Needless to say, this issue is not as simple as “only use specific methods”. The almost universal use of TOC in biotechnology facilities should be a clear indication that specific methods are not absolutely necessary. What then are the scientific principles behind the appropriate selection of an analytical method (at least in regard to its specificity). The first principle is that the analytical method should be a direct measure of the target residue. As discussed above, the target residue has to give a quantitative response in the analytical procedure. The second principle is that “specific” methods should be demonstrated to be specific in light of potentially interfering substances (such as cleaning agents, cleaning process by-products, excipients, processing aids, and sampling materials). The third principle is that for non-specific methods there have to be no negativeinterferences. What this means is that any potentially interfering substances should contribute positively to the response. For example, TOC qualifies under this criterion because (as a practical matter) any interfering substance contributes positively to the measure of organic carbon. In contrast, if conductivity were used to measure a cationic specifies, there may be interfering substances that would neutralize the cationic species, such that the cationic species could be present and yet not contribute to conductivity.
The objection may be given that TOC “doesn’t give you an exact measure of the target residue”. However, in one sense it is not relevant. The important thing for residue analysis is to determine that the actual amount measured is at or below the calculated acceptance limit. If I measure a certain organic drug active by TOC, and then treat that carbon as if it were all active drug, I can arrive at a number, not of the exact amount of drug active present in the analytical sample, but rather of a upper limit of what might be present. If that upper limit value is compared to the acceptance limit and if it is lower than the acceptance limit, then that target residue is at an acceptable level.

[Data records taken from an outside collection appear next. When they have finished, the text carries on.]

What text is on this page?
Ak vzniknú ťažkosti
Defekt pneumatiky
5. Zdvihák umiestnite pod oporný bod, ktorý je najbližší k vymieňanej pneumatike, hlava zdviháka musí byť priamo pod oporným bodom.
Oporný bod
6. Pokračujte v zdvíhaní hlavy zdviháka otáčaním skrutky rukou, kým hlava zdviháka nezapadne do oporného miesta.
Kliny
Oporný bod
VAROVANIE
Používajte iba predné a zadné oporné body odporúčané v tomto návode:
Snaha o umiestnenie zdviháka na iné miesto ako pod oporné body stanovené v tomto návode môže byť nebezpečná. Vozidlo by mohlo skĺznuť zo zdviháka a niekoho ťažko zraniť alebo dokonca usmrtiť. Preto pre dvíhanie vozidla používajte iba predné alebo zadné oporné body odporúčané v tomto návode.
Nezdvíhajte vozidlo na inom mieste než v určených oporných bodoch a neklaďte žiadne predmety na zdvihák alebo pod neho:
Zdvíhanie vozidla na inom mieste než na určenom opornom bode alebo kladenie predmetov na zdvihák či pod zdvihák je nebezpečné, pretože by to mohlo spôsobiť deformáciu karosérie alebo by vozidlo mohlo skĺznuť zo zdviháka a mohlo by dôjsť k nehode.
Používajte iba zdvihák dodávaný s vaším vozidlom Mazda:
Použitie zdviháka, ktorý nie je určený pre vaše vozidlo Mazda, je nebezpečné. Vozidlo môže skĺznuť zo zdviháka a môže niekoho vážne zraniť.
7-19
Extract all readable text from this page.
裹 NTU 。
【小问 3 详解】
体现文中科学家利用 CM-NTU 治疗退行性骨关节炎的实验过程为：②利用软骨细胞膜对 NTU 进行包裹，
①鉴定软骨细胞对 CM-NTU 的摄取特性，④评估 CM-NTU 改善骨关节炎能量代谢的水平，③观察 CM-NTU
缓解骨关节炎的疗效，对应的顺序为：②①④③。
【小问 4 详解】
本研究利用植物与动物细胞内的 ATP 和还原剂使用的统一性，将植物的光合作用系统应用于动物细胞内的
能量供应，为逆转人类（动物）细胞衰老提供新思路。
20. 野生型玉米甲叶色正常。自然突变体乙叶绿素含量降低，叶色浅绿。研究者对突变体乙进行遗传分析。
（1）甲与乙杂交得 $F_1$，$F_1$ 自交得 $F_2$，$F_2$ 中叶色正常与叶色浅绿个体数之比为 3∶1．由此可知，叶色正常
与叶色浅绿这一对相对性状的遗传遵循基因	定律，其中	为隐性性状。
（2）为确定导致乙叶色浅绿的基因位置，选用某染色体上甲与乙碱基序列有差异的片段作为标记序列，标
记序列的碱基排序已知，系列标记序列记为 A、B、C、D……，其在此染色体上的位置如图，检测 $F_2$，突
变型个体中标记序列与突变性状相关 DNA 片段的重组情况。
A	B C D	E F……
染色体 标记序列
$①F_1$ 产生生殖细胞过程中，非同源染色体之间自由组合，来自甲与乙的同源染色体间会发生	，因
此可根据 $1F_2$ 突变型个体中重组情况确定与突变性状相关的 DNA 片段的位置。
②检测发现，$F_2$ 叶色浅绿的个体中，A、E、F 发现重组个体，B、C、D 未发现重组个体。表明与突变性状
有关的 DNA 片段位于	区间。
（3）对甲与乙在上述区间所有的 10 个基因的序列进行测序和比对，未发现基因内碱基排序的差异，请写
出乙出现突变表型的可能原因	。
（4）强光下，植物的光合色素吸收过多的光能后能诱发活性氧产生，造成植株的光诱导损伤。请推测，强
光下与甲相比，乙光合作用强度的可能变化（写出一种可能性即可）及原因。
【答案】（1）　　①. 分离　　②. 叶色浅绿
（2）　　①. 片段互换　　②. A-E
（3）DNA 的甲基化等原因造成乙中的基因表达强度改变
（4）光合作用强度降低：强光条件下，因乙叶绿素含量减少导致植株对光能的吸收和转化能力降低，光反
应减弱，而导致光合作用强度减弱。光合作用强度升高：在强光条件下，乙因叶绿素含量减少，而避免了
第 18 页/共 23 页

It is, of course, the responsibility of each pharmaceutical manufacturer to demonstrate that the analytical methods utilized are appropriate for the intended use. It is not a simple matter of saying one type of method is appropriate. It is possible to correctly use both specific and non-specific methods, and it is also possible to misuse both specific and nonspecific methods. Care in selection, as well as appropriate analytical method validation, is necessary to help insure that the goals of the cleaning validation protocol are achieved.